In other words - yes, the Chinese prohibit gambling too. But the 19th century Chinese code also strictly forbade Chinese from leaving China, which the ones in Singapore had obviously already done. Crawfurd also obviously preferred Chinese laborers to other races, setting the scene for the mass importation of Chinese labor to Malaya throughout the 19th century.
18. The real effect which I am inclined to believe the prohibition of gaming must produce, while the propensity to indulge in play is so habitually strong, will be, that gaming instead of being publicly carried on will be pursued clandestinely, that instead of being subjected to a wholesome control, all restraint will be removed from it, that the price of conniving at the practice will always be a source of temptation and corruption to the inferior officers of the police, and that, finally, although perhaps less worthy of consideration, a large revenue will be very unnecessarily sacrificed for an imaginary benefit.

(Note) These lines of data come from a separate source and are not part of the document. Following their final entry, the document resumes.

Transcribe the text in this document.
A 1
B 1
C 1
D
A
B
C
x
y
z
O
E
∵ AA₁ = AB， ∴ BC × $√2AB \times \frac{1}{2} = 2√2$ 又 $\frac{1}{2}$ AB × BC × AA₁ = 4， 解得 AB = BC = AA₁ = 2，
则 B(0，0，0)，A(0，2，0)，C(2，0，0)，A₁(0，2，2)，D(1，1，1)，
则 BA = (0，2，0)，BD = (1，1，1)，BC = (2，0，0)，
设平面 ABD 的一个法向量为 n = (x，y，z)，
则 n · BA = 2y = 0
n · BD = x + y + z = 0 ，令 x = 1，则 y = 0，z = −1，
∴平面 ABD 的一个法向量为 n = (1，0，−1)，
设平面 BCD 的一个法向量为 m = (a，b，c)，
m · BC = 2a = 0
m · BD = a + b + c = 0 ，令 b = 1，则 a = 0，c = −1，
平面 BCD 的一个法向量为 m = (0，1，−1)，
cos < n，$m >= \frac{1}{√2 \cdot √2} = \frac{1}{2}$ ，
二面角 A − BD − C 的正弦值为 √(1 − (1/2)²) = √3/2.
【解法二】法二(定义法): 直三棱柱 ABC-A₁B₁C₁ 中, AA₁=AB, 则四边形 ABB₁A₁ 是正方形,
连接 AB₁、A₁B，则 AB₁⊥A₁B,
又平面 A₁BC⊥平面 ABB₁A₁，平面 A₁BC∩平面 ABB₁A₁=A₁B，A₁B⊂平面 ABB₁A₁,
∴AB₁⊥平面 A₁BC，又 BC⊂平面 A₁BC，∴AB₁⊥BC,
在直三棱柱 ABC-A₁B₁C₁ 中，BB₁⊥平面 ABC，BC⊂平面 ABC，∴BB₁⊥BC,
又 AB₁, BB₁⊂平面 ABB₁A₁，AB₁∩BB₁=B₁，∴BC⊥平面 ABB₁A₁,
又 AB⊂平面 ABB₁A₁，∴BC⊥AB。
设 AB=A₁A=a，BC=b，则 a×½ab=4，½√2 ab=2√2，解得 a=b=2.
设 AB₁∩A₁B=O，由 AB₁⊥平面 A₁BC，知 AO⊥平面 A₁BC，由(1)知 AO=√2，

So here Crawfurd has kept his powder in reserve until the last. Because here he raises the spectre of illegal gambling, and the inability of Crawfurd's administration to control it, because of both demand and corruption. Having given all of his reasons, he finally makes clear why he wants the gaming licenses - it will be a significant contributor to government funds. So great, in fact, that during his administration gaming made up easily 20% or 25% of government revenue at a time when income taxes were unheard of, and Singapore a free port.

More recent Singapore governments, too has been one obsessed by the fear of corruption in its ranks, and the People's Action Party has acted firmly to ensure it from happening both with draconian laws and with very generous government salaries. When Lee Kwan-Yew was the Prime Minister, he famously said that he was the best-paid, and the poorest leader in Southeast Asia...

...but of course the main reason the Singapore government wants to develop Integrated Resorts at this time would be as a welcome source of new tourism dollars. Perhaps one day we shall regard them as no different, or worthy of comment, from the gaming halls of Mayfair in the heart of London! We shall see. Crawfurd's case, cunningly crafted, still largely holds true today for any city considering taking the plunge in adopting gaming as a legitimate practice.